Warto podkreślić, że na liście startowej zawodów w Willingen znalazło się tylko 47 zawodników, a co za tym idzie nie będą rozgrywane klasyczne kwalifikacje, a jedynie tzw. prologi. Polskę, poza Stochem, Kubackim i Żyłą, reprezentować będą dwaj pozostali olimpijczycy – Paweł Wąsek i Stefan Hula. Wśród kobiet do boju posłane zostały Nicole Konderla i Kinga Rajda.

Liderem klasyfikacji generalnej Pucharu Świata jest ponownie Karl Geiger. Niemiec wygrał obydwa konkursy w Titisee-Neustadt. Notabene dwukrotnie podium wyglądało identycznie – drugi był Anze Lanisek, a trzeci Markus Eisenbichler. Drugi w „generalce” Ryoyu Kobayashi ma niewielką stratę i niewykluczone, że w Willingen czeka nas kolejna zmiana na czele.

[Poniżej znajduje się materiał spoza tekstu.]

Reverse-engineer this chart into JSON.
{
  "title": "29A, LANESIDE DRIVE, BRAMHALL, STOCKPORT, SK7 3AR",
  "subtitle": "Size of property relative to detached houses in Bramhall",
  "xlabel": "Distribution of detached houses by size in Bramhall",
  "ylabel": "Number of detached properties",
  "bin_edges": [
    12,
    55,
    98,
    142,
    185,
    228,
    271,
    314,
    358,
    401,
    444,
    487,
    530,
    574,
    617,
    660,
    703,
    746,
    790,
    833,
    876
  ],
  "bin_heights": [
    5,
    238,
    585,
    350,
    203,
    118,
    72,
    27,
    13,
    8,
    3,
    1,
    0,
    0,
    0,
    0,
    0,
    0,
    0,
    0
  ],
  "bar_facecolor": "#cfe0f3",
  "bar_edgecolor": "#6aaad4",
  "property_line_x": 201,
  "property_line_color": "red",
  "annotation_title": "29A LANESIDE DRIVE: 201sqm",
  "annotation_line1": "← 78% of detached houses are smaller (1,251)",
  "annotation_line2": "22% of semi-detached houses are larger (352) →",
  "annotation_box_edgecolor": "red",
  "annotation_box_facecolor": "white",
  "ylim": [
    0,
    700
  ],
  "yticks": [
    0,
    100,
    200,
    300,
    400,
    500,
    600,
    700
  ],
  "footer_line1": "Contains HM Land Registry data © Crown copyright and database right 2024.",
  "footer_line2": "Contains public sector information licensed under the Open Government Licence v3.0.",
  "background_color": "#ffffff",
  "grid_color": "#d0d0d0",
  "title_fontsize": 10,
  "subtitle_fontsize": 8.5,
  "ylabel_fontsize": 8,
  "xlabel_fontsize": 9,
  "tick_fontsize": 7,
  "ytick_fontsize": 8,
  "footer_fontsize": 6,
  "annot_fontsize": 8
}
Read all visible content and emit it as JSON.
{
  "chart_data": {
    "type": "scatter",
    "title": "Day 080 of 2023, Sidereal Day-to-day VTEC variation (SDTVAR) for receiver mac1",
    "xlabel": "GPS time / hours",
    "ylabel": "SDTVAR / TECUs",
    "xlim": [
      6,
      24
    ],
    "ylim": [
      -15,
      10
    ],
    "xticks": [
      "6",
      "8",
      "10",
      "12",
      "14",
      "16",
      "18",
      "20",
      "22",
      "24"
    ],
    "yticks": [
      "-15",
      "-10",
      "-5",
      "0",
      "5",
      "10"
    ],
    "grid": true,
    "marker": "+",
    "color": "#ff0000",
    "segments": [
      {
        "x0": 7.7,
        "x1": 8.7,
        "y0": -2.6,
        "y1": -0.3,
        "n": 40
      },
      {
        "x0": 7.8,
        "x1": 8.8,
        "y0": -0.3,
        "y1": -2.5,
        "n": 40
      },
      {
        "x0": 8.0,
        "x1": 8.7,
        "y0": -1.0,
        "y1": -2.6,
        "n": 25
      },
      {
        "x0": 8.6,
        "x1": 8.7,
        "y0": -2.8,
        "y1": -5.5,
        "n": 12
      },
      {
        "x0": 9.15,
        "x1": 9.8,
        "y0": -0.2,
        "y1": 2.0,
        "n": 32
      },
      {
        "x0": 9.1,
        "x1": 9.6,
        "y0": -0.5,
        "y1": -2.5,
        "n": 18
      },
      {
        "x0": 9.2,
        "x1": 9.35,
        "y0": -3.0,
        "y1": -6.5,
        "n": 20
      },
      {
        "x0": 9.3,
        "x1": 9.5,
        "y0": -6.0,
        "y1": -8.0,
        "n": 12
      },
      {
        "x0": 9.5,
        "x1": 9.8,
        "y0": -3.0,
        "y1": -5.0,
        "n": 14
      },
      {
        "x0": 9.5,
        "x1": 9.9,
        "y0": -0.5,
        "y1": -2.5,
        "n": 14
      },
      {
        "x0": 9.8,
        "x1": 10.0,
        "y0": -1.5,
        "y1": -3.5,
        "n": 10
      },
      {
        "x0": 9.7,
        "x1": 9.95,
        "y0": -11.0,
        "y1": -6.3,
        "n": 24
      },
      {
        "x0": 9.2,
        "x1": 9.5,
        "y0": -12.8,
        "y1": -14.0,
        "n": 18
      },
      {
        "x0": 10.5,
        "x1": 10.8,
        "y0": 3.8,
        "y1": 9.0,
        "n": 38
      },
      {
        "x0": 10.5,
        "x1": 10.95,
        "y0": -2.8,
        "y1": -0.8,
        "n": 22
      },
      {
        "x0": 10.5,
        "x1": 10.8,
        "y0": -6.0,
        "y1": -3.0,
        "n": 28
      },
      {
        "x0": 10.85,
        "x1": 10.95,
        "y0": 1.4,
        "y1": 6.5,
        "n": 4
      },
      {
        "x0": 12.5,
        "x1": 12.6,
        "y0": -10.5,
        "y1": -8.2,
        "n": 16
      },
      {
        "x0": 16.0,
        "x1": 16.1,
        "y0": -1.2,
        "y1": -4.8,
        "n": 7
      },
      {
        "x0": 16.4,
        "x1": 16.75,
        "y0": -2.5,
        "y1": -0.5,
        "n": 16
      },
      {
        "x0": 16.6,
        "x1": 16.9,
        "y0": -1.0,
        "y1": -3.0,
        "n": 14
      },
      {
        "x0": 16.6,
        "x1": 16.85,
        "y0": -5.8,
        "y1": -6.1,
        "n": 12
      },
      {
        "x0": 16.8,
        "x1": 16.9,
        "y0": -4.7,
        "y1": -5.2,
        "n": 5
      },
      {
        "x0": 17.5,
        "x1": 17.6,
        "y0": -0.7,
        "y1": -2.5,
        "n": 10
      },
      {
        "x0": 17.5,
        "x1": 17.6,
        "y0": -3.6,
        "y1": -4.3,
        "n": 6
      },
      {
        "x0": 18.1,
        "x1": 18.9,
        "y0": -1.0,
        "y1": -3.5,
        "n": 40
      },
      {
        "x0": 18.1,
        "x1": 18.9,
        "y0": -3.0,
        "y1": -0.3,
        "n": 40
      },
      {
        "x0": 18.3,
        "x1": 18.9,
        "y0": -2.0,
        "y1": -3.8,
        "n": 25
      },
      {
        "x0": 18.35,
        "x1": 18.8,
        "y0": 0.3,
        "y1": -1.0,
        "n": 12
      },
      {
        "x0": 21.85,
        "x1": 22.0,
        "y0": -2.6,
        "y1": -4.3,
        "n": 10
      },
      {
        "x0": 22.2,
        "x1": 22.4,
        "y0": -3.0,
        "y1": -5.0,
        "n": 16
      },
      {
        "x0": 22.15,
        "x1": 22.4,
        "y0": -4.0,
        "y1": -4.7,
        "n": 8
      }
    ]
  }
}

Równie prawdopodobny jest jednak scenariusz, w którym nie wszystkie konkursy w ogóle dojdą do skutku. Prognozy pogody (szczególnie wiatr) nie napawają optymizmem.

Na koniec przypomnijmy, że rekordzistą skoczni w Willingen jest… Klemens Murańka. Poszybował on tutaj na odległość 153 metrów! Wszyscy jednak pamiętamy inny niesamowity skok Polaka na tym obiekcie – słynne 151.5 Adama Małysza w 2001 roku.